Facing an uphill battle can be daunting, intimidating, and tiring. So often, we are faced with challenges that leave us with one of two options: lay down and quit or dig our heels in deep and keep on climbing. Looking back on the various aspects of life, I realize that I’ve responded in both ways and have gained valuable insight through those experiences and both types of responses.
Recently, my four year old daughter, Caroline, began swimming lessons. I’ll have you know that I pride myself on having good, well-behaved children. Unfortunately, my pride often gets a nice reality check. At her first day of swimming lessons, Caroline experienced extreme fear; such fear that her theme song of “Sweet Caroline” was quickly replaced by “Cry Baby Cry.” Prior to her lessons, she had recently experienced a mild set back in a swimming pool and wanted no part of reliving that experience, regardless of there being a capable, knowledgeable swim instructor by her side.
However, over the next few days, Caroline eventually realized that her fear could be conquered with a little help, a little determination, and a little bit of hard work (and perhaps even more persuading: the promise of a generous ice cream scoop at the end of the week if she complied).
What she quickly learned was she could do what originally seemed so frightening.
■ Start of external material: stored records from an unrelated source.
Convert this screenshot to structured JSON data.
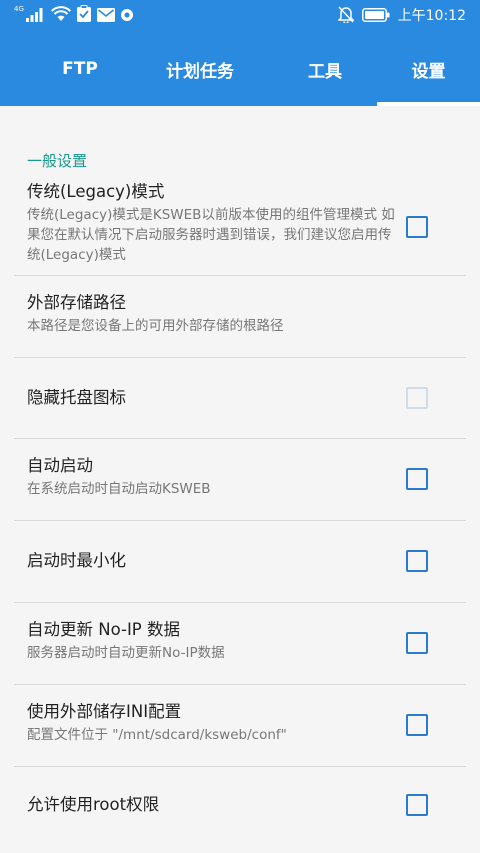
{
  "status_bar": {
    "network_label": "4G",
    "time": "上午10:12",
    "icons": [
      "signal-icon",
      "wifi-icon",
      "clipboard-icon",
      "mail-icon",
      "notification-dot-icon",
      "mute-icon",
      "battery-icon"
    ]
  },
  "tabs": [
    {
      "label": "FTP",
      "active": false
    },
    {
      "label": "计划任务",
      "active": false
    },
    {
      "label": "工具",
      "active": false
    },
    {
      "label": "设置",
      "active": true
    }
  ],
  "section": {
    "title": "一般设置"
  },
  "settings": [
    {
      "title": "传统(Legacy)模式",
      "subtitle": "传统(Legacy)模式是KSWEB以前版本使用的组件管理模式 如果您在默认情况下启动服务器时遇到错误，我们建议您启用传统(Legacy)模式",
      "has_checkbox": true,
      "checked": false,
      "enabled": true
    },
    {
      "title": "外部存储路径",
      "subtitle": "本路径是您设备上的可用外部存储的根路径",
      "has_checkbox": false
    },
    {
      "title": "隐藏托盘图标",
      "subtitle": "",
      "has_checkbox": true,
      "checked": false,
      "enabled": false
    },
    {
      "title": "自动启动",
      "subtitle": "在系统启动时自动启动KSWEB",
      "has_checkbox": true,
      "checked": false,
      "enabled": true
    },
    {
      "title": "启动时最小化",
      "subtitle": "",
      "has_checkbox": true,
      "checked": false,
      "enabled": true
    },
    {
      "title": "自动更新 No-IP 数据",
      "subtitle": "服务器启动时自动更新No-IP数据",
      "has_checkbox": true,
      "checked": false,
      "enabled": true
    },
    {
      "title": "使用外部储存INI配置",
      "subtitle": "配置文件位于 \"/mnt/sdcard/ksweb/conf\"",
      "has_checkbox": true,
      "checked": false,
      "enabled": true
    },
    {
      "title": "允许使用root权限",
      "subtitle": "",
      "has_checkbox": true,
      "checked": false,
      "enabled": true
    }
  ],
  "colors": {
    "primary": "#2a8ae0",
    "accent_text": "#1a9a8a",
    "checkbox": "#2a7ad0",
    "checkbox_disabled": "#cfdbe6"
  }
}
The water, while having the potential to be dangerous, could be conquered by taking steps to learn the correct way to swim, but even more importantly: not giving up. I was able to attend her last swim lesson and see firsthand the difference a few days of hard work and determination can make.
Can you relate to Caroline’s fear? Not of swimming necessarily, although certainly a fear many of us have or once had. But rather of simply being faced with what seems like an earth shattering challenge that we simply cannot or do not want to attempt. I believe we, especially as believers, have an unmatched responsibility to not only overcome but also conquer life’s challenges…especially if the betterment of others is at stake.
Obtaining new licenses for our recently completed homes has been nothing short of a challenge. With the red tape placed on providers like BVT to open new facilities, we simply had one of two options: accept it and wait for someone else to do something, or (as Kevin Dinnin often says) “find another way up the hill.”
The saying “it will take an act of Congress to get this done” has never been more real to me than now. As many of you know, our team has worked diligently with local and state leaders to rewrite laws to allow HHSC to change the way they redistribute ICF licenses. I realize many of you had an active role in that process. Hopefully, you have heard that “our bill”, HB 3117, passed in mid-June and was signed into law. And while this does not guarantee a license for BVT, it certainly changes the way in which licenses are now dispositioned by HHSC; making our path to a license much wider.
I talk about this not to tout anything I have done, but simply to encourage others to never give up on facing their own battles or challenges. When you hit a road block, find another path. For this is the only way one has ever achieved anything.
Life is full of challenges. Some big…some small, but each one telling of the character and qualities that we individually possess. God created us for big things. I am thankful that our residents at BVT are able to respond to challenges. That they are given opportunities each day at BVT to do hard things. For it is when we do “hard things” that important lessons are learned: our confidence grows, we learn new abilities, and we see the impact of how relying on God’s strength can help us overcome trying times.
Albert Einstein once said “Weakness of attitude becomes weakness of character.” I challenge all of us this month to evaluate our attitudes. When faced with an uphill battle, what will be your attitude? Simply give up…or dig in your heals?
I think there’s a lot we can learn from a little girl learning to swim. Or at least there is for me.